Will Berrington, a spokesperson for debt advice charity StepChange, told People Management automatic deductions from wages were likely to prove a “double-edged sword.”
He said: “On the one hand, council tax is a priority debt and recouping unpaid tax arrears in this way may make it less likely people end up with even higher costs and bailiff experiences, which can be massive in terms of cost and horrendous in terms of experience.
“But on the other hand, if the reason people aren’t paying is because of far wider financial problems, it may actually worsen or exacerbate that situation if they don’t also get high quality advice about their finances and debts.”
He added the scheme represented a conundrum for employers suddenly implicated in reclaiming employees’ unpaid debts while possibly simultaneously championing a financial wellbeing agenda.
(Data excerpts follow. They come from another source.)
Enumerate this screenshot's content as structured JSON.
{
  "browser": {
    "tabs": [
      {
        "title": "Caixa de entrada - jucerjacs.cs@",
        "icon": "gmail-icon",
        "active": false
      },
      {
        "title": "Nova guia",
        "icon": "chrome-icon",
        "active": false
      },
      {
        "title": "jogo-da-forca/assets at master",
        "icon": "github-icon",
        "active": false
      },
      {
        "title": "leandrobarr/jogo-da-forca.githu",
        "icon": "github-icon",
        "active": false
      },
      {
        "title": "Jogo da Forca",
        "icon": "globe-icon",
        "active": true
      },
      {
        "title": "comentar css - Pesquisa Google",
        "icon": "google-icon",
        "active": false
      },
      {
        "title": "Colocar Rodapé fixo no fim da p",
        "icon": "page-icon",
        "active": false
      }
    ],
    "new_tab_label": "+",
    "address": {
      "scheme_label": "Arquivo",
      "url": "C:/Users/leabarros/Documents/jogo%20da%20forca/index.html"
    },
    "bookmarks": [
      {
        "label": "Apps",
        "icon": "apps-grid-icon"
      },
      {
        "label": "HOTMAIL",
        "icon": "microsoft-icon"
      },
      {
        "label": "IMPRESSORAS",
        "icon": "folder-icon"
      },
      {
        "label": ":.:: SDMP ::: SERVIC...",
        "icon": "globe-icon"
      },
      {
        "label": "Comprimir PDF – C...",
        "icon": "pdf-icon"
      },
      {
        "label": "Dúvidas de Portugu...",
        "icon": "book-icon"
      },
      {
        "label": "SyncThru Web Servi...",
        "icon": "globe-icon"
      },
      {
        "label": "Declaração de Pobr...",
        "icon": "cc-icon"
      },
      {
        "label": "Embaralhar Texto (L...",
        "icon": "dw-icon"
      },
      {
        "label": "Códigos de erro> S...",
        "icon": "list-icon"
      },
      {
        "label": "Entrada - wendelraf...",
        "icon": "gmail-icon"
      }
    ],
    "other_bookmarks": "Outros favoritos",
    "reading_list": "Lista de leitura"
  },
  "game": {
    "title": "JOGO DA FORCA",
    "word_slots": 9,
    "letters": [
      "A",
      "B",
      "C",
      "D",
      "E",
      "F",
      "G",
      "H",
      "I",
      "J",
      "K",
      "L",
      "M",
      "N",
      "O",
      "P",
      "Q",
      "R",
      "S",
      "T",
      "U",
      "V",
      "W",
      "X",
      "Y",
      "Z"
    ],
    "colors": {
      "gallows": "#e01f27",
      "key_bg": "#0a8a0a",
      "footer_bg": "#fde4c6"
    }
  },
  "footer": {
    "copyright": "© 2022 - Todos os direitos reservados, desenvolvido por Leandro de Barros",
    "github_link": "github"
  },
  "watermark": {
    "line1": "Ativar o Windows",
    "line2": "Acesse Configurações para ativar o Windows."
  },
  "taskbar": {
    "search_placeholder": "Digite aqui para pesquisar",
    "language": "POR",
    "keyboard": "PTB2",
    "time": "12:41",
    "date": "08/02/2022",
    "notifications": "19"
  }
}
“We’ve been tackling the issue of employers’ relationship with the financial security of their employees for a while now,” he said, “and this latest scheme points up the difficulty for employers who may – on the one hand – be trying to help their employees through various financial support schemes, and may find themselves on the other hand paying their employees significantly less than the employee is expecting, due to the attachment of earnings [notice] imposed through deductions at source by local authorities under this arrangement.”
The news comes against the backdrop of severe council funding cuts, with many local authorities complaining they are “completely in the dark” about how much funding they will receive next year.
Councillor John Mutton, cabinet member for finance at Coventry city council – one of the 29 taking part across England and Wales – said: “It’s important to work hard to maximise revenue collection, especially at a time when the national government is reducing the amount of funding it provides to local authorities.
“We need to keep improving, and linking with HMRC will allow us to potentially increase the money we put into vital frontline services and services for our most vulnerable residents. It’s about holding people to account.”
The pilot will last one year and will then be reviewed to see whether the scheme should be rolled out to all councils in England and Wales on a permanent basis.